The research findings have been published in Journal of Clinical Oncology.

Researchers recently sought to address the longstanding question regarding the efficacy of prophylactic pelvic nodal irradiation in high-risk prostate cancer. The present trial incorporates the contemporary standards of staging, radiotherapy dose, technique, nodal volumes, and duration of androgen deprivation therapy.

As for the study design,this was phase III, single center, randomized controlled trial enrolled eligible patients undergoing radical radiotherapy for node-negative prostate adenocarcinoma, with estimated nodal risk ≥ 20%. Randomization was 1:1 to PORT (68 Gy/25# to prostate) or whole-pelvic radiotherapy (WPRT, 68 Gy/25# to prostate, 50 Gy/25# to pelvic nodes, including common iliac) using computerized stratified block randomization, stratified by Gleason score, type of androgen deprivation, prostate-specific antigen at diagnosis, and prior transurethral resection of the prostate.

All patients received image-guided, intensity-modulated radiotherapy and minimum 2 years of androgen deprivation therapy. The primary end point was 5-year biochemical failure-free survival (BFFS), and secondary end points were disease-free survival (DFS) and overall survival (OS).

Data analysis revealed the following facts.

  • From November 2011 to August 2017, a total of 224 patients were randomly assigned (PORT = 114, WPRT = 110). At a median follow-up of 68 months, 36 biochemical failures (PORT = 25, WPRT = 7) and 24 deaths (PORT = 13, WPRT = 11) were recorded.
  • Five-year BFFS was 95.0% (95% CI, 88.4 to 97.9) with WPRT versus 81.2% (95% CI, 71.6 to 87.8) with PORT, with an unadjusted hazard ratio (HR) of 0.23 (95% CI, 0.10 to 0.52; P < .0001).
  • WPRT also showed higher 5-year DFS (89.5% v 77.2%; HR, 0.40; 95% CI, 0.22 to 0.73; P = .002), but 5-year OS did not appear to differ (92.5% v 90.8%; HR, 0.92; 95% CI, 0.41 to 2.05; P = .83).
  • Distant metastasis-free survival was also higher with WPRT (95.9% v 89.2%; HR, 0.35; 95% CI, 0.15 to 0.82; P = .01).
  • Benefit in BFFS and DFS was maintained across prognostic subgroups.

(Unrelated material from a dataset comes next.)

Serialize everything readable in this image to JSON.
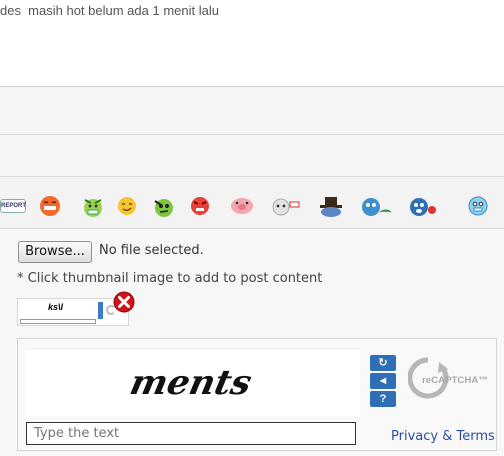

Observing the results, the research team noted that "Prophylactic pelvic radiotherapy resulted in significantly improved biochemical failure-free survival and disease-free survival as compared with prostate-only radiotherapy. Modest increase was observed in the incidence of grade ≥ 2 late genitourinary toxicity with pelvic radiotherapy, with low incidence of GI toxicity in both the arms."

Prophylactic pelvic radiotherapy resulted in significantly improved biochemical failure-free survival and disease-free survival as compared with prostate-only radiotherapy. 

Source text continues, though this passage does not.